Assuming you wanted to sell, book your profit and stop paying 10% interest, you would pay a sales charge of 50 cents an ounce on your 30 ounces, costing you a total of $15.00, leaving you with a net gain of $2.60 on your $100 investment. $90 profit less $87.40 ($72.40 buy and hold charges + $15 sales charge = $87.40).
Therefore, in order for an investor to book a 2.6% return using the modest 2x leveraged silver bullion strategy, silver would have to increase 37.5% in a year, something that historically rarely happens.

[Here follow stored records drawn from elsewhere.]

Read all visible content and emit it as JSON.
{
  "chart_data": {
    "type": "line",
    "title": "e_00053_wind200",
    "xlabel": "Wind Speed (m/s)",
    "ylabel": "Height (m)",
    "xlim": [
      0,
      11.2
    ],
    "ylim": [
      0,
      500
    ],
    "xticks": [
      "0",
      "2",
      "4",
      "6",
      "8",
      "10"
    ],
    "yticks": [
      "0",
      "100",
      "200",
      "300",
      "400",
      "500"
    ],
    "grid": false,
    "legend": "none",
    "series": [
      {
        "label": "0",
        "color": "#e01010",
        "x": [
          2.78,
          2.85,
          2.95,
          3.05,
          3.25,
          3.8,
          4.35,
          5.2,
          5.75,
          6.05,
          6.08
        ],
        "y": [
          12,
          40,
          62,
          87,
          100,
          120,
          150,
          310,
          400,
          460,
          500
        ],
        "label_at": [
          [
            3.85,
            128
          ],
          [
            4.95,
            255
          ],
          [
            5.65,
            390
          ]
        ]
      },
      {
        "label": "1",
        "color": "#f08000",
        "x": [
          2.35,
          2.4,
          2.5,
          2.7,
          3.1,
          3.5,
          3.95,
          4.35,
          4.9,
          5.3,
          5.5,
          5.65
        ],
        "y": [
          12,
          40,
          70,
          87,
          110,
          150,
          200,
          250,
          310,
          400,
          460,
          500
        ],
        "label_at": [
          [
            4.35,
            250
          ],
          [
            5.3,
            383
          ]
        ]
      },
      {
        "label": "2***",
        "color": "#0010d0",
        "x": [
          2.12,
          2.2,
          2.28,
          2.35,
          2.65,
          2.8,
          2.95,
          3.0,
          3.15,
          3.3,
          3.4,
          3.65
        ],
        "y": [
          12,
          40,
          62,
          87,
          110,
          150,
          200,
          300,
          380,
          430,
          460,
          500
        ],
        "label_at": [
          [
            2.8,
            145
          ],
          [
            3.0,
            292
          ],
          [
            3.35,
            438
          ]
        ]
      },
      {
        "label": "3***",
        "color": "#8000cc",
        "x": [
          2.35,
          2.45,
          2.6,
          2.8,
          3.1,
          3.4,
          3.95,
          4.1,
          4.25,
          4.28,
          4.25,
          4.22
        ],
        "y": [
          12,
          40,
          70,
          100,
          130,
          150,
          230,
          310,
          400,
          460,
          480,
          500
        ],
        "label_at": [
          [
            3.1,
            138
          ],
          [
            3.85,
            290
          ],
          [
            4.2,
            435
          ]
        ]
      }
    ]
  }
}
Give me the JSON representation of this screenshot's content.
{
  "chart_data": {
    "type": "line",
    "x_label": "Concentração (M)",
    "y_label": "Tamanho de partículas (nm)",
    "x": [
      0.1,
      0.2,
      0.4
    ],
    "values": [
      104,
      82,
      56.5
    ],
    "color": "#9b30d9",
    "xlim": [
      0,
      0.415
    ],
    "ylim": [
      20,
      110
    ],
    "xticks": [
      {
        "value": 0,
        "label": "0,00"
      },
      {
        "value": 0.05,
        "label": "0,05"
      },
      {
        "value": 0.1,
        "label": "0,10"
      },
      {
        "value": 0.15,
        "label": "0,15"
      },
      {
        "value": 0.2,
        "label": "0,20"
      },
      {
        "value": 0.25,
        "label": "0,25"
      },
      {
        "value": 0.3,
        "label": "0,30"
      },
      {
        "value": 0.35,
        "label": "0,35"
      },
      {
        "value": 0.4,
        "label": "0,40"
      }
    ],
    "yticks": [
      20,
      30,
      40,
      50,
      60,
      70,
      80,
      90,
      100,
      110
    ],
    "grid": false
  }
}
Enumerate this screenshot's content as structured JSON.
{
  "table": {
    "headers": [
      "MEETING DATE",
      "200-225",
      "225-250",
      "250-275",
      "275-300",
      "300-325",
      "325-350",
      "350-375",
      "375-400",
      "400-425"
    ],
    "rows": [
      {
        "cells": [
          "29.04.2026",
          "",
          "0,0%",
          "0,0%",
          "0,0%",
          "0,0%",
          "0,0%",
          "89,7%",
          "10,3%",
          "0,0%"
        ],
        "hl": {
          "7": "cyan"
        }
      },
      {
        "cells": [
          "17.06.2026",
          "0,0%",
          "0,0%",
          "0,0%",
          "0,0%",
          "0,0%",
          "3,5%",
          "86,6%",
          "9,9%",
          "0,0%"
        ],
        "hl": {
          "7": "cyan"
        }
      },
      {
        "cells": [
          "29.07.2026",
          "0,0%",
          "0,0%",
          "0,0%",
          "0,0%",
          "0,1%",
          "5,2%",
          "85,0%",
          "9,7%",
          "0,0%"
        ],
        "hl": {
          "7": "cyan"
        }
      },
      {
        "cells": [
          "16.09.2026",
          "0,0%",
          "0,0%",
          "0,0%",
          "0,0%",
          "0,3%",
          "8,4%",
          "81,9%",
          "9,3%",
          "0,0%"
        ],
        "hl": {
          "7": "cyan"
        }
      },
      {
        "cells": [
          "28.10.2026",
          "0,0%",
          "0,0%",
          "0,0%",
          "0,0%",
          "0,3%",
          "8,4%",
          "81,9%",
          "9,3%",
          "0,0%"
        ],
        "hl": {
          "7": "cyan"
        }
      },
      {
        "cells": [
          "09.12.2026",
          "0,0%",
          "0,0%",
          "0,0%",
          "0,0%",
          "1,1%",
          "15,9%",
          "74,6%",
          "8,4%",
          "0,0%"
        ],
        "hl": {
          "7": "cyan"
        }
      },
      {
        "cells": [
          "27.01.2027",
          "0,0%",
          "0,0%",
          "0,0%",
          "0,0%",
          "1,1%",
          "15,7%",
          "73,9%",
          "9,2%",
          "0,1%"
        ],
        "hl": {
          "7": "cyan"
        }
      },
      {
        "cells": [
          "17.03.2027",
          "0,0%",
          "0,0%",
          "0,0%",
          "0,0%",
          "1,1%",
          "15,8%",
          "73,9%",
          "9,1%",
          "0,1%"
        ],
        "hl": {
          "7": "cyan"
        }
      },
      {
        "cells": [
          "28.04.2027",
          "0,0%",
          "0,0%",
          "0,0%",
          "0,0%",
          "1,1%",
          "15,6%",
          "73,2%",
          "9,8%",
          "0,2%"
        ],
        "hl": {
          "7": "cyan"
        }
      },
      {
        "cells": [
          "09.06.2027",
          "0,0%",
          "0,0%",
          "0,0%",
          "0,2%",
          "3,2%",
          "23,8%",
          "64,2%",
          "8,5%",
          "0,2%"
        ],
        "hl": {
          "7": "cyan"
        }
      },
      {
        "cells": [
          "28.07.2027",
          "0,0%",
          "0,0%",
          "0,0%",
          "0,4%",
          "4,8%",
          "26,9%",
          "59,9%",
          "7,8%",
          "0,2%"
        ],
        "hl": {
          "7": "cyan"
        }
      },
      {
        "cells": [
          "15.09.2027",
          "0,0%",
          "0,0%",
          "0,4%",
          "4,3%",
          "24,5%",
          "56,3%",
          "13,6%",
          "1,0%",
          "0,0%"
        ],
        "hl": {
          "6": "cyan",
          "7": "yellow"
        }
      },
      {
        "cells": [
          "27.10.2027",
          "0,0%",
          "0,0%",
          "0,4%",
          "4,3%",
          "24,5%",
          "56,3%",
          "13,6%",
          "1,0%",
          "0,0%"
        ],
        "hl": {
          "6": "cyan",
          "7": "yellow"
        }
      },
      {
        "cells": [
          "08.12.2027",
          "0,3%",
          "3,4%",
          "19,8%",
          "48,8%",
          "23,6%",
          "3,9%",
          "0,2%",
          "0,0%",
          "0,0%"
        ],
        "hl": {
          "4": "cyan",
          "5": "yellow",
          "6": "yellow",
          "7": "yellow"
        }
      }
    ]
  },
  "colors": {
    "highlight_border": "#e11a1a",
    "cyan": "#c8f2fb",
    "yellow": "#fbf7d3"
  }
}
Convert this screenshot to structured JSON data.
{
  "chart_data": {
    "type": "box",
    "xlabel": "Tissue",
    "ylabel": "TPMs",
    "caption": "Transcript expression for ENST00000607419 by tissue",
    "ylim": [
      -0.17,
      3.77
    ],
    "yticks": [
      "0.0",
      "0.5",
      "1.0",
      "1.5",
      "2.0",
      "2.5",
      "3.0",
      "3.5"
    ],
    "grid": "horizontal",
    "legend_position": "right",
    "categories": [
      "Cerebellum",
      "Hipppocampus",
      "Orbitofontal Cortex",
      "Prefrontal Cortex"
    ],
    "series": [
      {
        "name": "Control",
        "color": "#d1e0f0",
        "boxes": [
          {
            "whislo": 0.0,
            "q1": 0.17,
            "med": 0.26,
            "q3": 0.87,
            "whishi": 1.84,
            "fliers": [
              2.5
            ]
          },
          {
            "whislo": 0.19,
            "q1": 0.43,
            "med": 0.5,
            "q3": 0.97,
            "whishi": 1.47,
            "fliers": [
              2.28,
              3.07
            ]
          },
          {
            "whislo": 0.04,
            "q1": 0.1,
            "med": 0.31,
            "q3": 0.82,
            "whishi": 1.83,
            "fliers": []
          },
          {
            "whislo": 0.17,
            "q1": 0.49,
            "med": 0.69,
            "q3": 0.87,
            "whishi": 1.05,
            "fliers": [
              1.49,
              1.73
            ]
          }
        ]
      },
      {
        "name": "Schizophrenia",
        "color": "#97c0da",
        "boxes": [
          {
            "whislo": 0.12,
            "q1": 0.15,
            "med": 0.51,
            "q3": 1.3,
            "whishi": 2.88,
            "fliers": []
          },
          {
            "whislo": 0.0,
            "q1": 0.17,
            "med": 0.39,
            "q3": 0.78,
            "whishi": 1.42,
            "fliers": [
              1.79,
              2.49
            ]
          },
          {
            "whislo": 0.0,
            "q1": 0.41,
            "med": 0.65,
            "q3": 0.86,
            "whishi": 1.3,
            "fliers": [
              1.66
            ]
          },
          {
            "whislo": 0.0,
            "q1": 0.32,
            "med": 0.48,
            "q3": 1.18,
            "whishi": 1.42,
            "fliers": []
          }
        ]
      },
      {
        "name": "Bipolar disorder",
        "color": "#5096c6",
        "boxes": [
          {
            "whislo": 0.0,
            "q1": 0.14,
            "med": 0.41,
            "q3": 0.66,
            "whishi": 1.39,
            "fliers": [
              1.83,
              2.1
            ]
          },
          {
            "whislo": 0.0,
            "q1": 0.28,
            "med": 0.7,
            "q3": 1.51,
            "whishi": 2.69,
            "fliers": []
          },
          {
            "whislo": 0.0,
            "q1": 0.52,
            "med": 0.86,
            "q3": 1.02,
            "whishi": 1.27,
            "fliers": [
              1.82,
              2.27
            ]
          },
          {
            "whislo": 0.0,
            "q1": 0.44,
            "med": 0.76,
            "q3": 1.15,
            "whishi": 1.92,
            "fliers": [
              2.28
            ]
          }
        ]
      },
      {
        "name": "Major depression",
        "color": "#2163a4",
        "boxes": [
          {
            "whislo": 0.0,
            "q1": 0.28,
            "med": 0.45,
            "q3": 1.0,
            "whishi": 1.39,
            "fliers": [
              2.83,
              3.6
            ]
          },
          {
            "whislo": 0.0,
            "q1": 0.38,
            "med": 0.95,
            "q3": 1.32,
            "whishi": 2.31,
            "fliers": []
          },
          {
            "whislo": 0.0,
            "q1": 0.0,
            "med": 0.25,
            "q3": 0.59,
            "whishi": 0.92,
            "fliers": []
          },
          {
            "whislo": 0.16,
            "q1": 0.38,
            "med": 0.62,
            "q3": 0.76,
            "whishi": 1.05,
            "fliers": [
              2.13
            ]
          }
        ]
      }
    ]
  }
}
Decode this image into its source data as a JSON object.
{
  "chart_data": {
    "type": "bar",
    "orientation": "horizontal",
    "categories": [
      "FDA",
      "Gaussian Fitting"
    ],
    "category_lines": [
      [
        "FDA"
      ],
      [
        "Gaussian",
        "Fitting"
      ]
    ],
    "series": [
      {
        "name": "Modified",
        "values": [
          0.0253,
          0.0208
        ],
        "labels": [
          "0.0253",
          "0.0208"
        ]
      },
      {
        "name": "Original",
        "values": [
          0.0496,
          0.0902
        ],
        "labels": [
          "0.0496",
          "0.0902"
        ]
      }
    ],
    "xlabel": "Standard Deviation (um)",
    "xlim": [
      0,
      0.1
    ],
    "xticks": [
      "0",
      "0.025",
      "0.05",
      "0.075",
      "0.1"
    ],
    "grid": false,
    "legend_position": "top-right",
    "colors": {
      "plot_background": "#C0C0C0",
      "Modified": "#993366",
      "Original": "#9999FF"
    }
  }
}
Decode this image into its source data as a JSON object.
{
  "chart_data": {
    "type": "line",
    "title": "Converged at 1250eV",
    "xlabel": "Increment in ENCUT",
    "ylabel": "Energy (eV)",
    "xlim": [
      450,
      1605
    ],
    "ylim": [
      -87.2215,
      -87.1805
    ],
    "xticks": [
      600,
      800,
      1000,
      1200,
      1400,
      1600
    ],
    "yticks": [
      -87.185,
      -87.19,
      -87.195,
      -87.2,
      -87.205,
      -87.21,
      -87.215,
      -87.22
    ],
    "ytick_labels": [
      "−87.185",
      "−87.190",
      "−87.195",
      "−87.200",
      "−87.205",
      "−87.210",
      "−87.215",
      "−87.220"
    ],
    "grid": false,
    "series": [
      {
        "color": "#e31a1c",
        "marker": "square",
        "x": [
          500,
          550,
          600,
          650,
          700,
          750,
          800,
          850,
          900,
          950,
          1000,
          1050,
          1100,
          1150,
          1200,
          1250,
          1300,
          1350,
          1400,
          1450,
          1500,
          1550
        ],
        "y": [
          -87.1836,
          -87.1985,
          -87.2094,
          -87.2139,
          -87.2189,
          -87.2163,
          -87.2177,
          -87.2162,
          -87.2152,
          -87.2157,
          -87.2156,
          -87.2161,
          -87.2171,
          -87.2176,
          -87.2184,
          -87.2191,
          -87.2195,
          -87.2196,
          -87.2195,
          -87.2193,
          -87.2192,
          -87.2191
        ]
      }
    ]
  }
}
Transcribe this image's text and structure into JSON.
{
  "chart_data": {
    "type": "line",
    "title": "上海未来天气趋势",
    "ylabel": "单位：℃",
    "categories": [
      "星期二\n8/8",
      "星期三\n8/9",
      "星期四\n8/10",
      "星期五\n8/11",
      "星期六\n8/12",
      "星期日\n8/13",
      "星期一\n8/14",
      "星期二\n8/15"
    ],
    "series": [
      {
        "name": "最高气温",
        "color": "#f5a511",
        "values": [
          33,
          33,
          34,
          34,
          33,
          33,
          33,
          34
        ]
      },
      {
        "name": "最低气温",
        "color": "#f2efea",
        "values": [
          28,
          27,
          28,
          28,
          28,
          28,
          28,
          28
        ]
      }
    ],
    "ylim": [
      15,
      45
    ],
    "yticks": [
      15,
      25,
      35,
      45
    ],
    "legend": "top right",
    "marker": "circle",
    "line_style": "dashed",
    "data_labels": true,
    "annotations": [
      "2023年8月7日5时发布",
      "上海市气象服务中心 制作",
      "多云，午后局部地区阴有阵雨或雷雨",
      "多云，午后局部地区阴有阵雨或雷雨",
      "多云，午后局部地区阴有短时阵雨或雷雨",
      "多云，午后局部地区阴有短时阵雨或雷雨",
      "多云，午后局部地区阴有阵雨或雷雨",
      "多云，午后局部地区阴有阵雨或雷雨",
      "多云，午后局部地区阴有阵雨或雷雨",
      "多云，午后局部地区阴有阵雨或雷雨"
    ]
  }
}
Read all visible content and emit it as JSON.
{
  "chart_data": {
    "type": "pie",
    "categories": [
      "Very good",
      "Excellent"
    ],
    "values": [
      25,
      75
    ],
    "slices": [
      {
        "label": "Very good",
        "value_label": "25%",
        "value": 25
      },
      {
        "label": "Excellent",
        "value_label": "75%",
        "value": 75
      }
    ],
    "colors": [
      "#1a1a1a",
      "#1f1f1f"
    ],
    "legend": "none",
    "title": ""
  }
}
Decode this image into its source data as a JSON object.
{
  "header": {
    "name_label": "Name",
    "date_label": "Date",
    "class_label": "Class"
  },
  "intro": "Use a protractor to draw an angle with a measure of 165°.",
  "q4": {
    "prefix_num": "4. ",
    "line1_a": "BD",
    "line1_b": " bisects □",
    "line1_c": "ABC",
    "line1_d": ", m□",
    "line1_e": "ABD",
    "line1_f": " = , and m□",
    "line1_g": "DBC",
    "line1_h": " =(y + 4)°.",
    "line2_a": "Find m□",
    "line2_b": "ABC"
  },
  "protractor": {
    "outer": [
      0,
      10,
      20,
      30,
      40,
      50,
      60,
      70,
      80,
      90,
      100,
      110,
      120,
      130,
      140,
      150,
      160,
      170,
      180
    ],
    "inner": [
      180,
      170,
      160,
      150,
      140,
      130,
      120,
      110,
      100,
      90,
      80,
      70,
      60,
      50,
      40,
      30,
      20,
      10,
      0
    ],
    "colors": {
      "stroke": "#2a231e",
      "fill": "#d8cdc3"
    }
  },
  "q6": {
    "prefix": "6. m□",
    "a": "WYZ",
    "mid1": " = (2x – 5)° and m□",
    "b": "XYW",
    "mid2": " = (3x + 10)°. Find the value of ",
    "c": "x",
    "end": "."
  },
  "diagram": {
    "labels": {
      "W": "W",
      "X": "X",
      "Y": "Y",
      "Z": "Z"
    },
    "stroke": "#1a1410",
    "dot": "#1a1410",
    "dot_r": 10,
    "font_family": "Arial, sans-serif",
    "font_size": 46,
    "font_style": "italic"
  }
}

Over the past 50 years that has happened only 7 times or 14% of the time.
What this means is that investors are far more likely to lose money in a leveraged silver bullion investment strategy than they are to make money or even break even.
Conversely, what happens if silver declines during this same period of time? March, 2020 saw violent swings in the spot silver price. Those people with two, three or four times leveraged accounts saw their entire account value wiped out as the leveraged silver bullion dealers liquidated silver to protect their collateral.
Using our same example of $100 being used to acquire 10 ounces of silver, with an additional 20 ounces acquired with a $200 loan, how does our account fair in a down market?
After deducting commissions of $2/oz. on the 30 ounces, the net value of the account is $40. If silver declines $1.50 per ounce, to $6.50 (an 18.7% decline) the value of the collateral disappears, and the silver is sold to pay off the loan. Here’s an example:
Account value with silver at $8: $240 (30 oz. @ $8)
Loan amount: $200
Net account value: $40
Account value with silver at $6.50: $195 (30 oz. @6.50)
Loan amount $200
Net account value: ($5)
As is evident, with a 18.7% percent decline the entire account is wiped out, as the leveraged silver bullion house will sell the silver to protect its collateral.
The above examples don’t take into account that the account’s value is being eaten away every month by storage and interest charges, or that the firm factors in a sales charge at liquidation. With this in mind, the firm will likely liquidate the account long before the decline reaches 18.7%. It will liquidate to protect its interests with a 15% decline. Using current pricing, this means that if silver declined from $18 to $15.30, an account using 2X leverage would be wiped out. However, because some firms allow 3X leverage (or more), declines of 10% would be sufficient to wipe out the account’s value. That is the reality for most victims of this unscrupulous industry.
To sum up: In order to earn a modest 2.6% return with a leveraged silver bullion strategy using 2X leverage, the price of silver needs to increase 37.5% in a single year. Contrast that with the fact that if silver declines 18% during that same time, the entire account will be wiped out. And, the longer an investor holds the leveraged position, the more interest and storage costs eat into any return. Clearly the risk return analysis is not a positive one for the investor.
Compare that with how the leveraged silver bullion firm makes out: seventy five cents of every dollar deposited is consumed by commissions ($2 on the buy, .5 on the sale), while ten cents or more of every dollar goes to pay interest for the loan. Add storage at 1%, and it’s clear that virtually every penny deposited into a leveraged silver bullion strategy is consumed by fees and costs.
Given the high pressure sales tactics, and unconscionable fees, investors would be well advised to stay far away from leveraged silver bullion firms that operate more like criminal enterprises than legitimate investment firms.